Thinking about going anywhere only brings one image to my mind. I open my eyes and slowly turn my head to find it: the yellow medical tent. It’s far away now, even farther than the stage. But somehow I realize the thing that’s been bobbing up and down just below the surface of my thoughts is the long dark hair of a part-Seneca girl.

I look around and, after a few moments, spot a girl with a slim Timex on her wrist. “Excuse me, could you give me the time?” I ask her.

“Six thirty,” she says gleefully, her eyes shining with the same sort of warmth toward mankind I can see in most of the faces surrounding me.

“Thanks,” I say, reflecting her feelings back at her.

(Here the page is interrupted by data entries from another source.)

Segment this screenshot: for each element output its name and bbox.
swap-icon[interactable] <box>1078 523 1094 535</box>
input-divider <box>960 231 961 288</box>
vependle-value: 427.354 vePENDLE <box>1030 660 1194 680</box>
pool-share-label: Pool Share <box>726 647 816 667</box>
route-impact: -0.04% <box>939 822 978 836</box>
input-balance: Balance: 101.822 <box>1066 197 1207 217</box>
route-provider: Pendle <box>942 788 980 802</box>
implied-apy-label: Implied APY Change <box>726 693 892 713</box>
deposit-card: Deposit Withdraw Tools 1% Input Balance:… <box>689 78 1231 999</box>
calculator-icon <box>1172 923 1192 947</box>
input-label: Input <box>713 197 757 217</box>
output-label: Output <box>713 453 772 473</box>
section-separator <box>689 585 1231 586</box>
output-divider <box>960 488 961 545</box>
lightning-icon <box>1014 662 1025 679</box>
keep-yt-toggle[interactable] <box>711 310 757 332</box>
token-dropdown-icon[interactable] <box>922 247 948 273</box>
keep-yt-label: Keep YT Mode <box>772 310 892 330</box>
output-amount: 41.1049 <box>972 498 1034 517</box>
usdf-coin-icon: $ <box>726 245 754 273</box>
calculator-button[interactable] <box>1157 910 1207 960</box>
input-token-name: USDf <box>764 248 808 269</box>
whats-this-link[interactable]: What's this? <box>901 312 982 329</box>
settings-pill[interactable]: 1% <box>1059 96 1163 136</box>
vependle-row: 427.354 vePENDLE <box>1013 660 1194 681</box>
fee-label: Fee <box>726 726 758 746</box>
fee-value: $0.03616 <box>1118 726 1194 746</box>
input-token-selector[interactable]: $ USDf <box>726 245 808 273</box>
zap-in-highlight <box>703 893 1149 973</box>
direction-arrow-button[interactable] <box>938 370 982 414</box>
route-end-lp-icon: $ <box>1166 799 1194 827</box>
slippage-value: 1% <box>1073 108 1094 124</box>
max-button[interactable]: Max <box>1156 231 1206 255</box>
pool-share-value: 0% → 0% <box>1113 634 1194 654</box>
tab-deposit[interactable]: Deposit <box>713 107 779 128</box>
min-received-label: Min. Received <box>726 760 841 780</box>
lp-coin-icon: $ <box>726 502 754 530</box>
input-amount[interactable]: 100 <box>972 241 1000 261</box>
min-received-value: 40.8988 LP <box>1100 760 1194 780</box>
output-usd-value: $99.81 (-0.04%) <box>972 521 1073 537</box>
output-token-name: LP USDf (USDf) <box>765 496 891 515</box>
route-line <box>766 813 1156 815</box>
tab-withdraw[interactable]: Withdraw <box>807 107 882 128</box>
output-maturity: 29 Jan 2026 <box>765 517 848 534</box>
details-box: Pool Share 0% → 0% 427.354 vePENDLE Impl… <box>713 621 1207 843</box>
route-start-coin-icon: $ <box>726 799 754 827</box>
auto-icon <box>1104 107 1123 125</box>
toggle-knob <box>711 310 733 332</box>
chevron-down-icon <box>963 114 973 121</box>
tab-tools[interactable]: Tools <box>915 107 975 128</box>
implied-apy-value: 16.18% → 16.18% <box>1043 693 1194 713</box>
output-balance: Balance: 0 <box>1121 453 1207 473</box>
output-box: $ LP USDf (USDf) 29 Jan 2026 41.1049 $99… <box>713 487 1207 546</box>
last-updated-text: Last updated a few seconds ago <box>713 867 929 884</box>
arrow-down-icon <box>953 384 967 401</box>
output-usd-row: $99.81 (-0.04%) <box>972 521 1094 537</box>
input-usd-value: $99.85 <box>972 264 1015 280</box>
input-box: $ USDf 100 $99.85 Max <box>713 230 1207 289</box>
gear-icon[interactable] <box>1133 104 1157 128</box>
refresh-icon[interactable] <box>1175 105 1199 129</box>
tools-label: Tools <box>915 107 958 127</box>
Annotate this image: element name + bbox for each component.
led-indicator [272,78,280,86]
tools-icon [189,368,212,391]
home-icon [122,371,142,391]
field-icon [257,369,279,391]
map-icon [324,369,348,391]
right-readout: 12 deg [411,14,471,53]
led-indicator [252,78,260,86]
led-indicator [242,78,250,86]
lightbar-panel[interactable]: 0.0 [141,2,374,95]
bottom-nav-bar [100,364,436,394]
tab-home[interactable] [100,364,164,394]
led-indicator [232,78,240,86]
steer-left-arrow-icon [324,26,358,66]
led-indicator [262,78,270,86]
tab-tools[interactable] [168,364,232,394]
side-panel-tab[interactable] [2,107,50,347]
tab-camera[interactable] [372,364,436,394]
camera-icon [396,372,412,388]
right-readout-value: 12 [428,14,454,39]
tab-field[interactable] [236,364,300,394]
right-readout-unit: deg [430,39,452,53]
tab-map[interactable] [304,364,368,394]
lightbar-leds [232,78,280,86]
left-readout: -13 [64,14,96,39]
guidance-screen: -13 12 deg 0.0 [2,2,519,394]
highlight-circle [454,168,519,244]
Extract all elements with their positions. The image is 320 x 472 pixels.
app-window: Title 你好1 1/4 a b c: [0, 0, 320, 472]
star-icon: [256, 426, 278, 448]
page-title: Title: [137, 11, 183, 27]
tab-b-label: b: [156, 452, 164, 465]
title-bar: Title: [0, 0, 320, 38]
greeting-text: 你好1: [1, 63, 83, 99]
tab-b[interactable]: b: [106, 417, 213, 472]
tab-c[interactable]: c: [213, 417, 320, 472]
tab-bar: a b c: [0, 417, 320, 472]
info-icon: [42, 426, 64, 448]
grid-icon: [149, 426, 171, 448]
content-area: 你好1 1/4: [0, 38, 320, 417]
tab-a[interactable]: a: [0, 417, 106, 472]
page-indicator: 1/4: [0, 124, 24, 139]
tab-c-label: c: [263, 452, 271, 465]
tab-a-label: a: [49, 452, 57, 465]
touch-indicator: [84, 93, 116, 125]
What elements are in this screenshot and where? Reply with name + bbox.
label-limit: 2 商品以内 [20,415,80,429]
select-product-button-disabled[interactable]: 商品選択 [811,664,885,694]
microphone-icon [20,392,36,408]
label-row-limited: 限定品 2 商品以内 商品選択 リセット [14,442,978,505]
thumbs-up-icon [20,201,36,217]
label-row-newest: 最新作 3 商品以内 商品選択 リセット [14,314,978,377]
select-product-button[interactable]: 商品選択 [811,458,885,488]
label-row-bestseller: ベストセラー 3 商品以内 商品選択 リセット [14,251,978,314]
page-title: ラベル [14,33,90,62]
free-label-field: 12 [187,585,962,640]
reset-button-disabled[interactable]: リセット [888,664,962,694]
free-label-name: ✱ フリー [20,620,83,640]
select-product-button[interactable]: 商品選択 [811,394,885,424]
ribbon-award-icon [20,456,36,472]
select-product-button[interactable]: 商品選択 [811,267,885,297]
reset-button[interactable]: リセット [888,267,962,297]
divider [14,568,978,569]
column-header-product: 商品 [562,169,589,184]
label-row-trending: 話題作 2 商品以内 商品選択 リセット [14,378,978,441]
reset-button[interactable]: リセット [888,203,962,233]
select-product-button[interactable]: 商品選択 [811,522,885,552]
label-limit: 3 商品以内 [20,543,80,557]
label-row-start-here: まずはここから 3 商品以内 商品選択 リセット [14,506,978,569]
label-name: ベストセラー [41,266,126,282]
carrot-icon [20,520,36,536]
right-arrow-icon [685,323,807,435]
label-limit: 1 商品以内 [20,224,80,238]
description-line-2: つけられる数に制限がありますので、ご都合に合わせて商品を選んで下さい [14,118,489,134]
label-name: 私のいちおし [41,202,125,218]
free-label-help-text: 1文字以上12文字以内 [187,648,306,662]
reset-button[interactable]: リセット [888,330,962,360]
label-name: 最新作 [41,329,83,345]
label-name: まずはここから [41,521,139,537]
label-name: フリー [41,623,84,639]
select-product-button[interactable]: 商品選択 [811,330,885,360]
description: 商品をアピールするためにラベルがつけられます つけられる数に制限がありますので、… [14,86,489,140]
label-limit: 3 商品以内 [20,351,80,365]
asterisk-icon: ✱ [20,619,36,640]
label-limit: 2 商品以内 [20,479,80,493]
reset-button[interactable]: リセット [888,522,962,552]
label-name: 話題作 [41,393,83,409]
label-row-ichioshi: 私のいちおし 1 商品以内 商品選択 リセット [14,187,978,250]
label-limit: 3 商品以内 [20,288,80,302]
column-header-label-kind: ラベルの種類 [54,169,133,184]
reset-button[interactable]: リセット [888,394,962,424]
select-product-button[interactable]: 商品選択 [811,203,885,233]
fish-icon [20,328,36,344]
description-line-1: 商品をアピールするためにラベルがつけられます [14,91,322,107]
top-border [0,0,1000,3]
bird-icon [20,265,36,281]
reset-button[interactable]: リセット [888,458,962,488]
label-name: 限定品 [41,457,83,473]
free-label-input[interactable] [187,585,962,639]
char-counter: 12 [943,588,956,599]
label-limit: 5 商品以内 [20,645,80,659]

I amble back to my yellow landmark, trying to take as close to half an hour as possible, and not even looking for the flash of blond hair I’m supposed to find. Richie is singing about freedom and this is mine, a yellow that is full of possibility instead of weight.





chapter 17


Cora


I bandage up my last bloody foot (these people really need to stop walking around barefoot) and tell Ruth, who relieved Anna about twenty minutes ago, that I’m off for the day. She gives me a brief nod of acknowledgment before turning back to her latest patient, a guy who must be in his sixties at least. I admire his tenacity even as I think him a great big idiot for being in the middle of this overcrowded field at his age.